Dans les systèmes d’intelligence artificielle, l’utilisateur peut poser une question et recevoir une réponse préparée à partir de plusieurs sources sans avoir à accéder directement aux pages originales. Perfil soutient que cette opération entraîne une réduction du trafic, des impressions publicitaires et des revenus, affectant ainsi la viabilité économique du journalisme professionnel.

concurrence déloyale

Le procès comprend également une accusation de concurrence déloyale et d’abus de position dominante, étant donné que les grandes plateformes technologiques occupent une position privilégiée au sein de l’écosystème numérique, tandis que les médias ont une capacité de négociation considérablement moindre.

L'un des arguments utilisés par l'entreprise argentine pour soutenir sa position sont précisément les accords qu'OpenAI maintient avec différents groupes journalistiques internationaux. OpenAI a conclu des accords avec des organisations et des groupes de communication pour utiliser ou intégrer leur contenu dans certains produits d'intelligence artificielle.

Il s’agit notamment d’Associated Press, Axel Springer, Financial Times, Le Monde, Prisa Media, Vox Media et Condé Nast, entre autres. Pour Perfil, ces accords démontrent que les contenus journalistiques ont une valeur économique pour les entreprises qui développent des systèmes d'intelligence artificielle.

L'éditeur doute qu'OpenAI ait reconnu cette valeur à travers des accords de licence avec de grandes sociétés journalistiques internationales alors que, comme il le soutient dans son procès, il n'aurait pas appliqué les mêmes critères à son contenu en Argentine.

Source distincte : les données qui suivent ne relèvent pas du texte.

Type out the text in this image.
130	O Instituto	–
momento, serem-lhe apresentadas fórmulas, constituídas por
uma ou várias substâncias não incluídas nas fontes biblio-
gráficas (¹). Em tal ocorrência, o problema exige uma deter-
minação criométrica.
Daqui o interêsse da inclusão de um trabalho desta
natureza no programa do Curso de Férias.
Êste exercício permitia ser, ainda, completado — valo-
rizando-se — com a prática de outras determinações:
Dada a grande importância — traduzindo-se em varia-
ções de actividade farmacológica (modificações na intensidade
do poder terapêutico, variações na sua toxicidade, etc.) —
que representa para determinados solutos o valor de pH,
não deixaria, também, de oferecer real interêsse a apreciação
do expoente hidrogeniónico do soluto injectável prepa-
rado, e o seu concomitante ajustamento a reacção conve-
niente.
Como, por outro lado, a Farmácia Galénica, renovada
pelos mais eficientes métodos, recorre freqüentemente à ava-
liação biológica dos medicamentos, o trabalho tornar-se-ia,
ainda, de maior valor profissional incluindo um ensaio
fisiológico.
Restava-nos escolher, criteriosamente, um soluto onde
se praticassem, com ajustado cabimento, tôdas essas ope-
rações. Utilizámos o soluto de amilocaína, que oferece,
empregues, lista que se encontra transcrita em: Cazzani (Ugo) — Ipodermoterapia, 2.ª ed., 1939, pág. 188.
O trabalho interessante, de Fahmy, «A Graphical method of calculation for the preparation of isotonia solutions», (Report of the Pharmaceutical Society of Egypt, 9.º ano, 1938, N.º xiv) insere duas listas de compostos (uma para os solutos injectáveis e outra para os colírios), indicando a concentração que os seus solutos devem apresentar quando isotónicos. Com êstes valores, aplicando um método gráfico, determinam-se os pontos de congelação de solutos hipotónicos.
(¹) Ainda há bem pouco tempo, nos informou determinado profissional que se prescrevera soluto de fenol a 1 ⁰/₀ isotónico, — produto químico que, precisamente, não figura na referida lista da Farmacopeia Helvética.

Rush et son accord avec OpenAI

Perfil se concentre particulièrement sur la société espagnole Prisa, l'un des grands groupes de communication hispanophones ayant conclu un accord avec OpenAI. L’existence de ces accords pourrait devenir l’un des éléments pertinents du débat : si certaines sociétés d’intelligence artificielle paient pour utiliser le contenu de certains médias, les éditeurs qui n’ont pas accordé d’autorisation peuvent faire valoir que leur contenu a également une valeur sous licence.

Le litige ouvert par Perfil amène dans le monde hispanophone un débat qui a déjà atteint les tribunaux d'autres marchés. La question sous-jacente est de déterminer quels sont les droits dont disposent les entreprises d’intelligence artificielle pour utiliser des contenus protégés par la propriété intellectuelle lors de la formation et de l’exploitation de leurs modèles.

Dans la situation actuelle, les rédactions assument les frais de journalistes, de correspondants, de rédacteurs, de photographes, d'enquêtes et de production d'informations. Si les systèmes d'intelligence artificielle peuvent ensuite utiliser ces travaux pour apporter des réponses remplaçant en partie la visite du support d'origine, les éditeurs considèrent qu'il existe un déséquilibre entre ceux qui financent la production de l'information et ceux qui construisent des services technologiques sur celle-ci.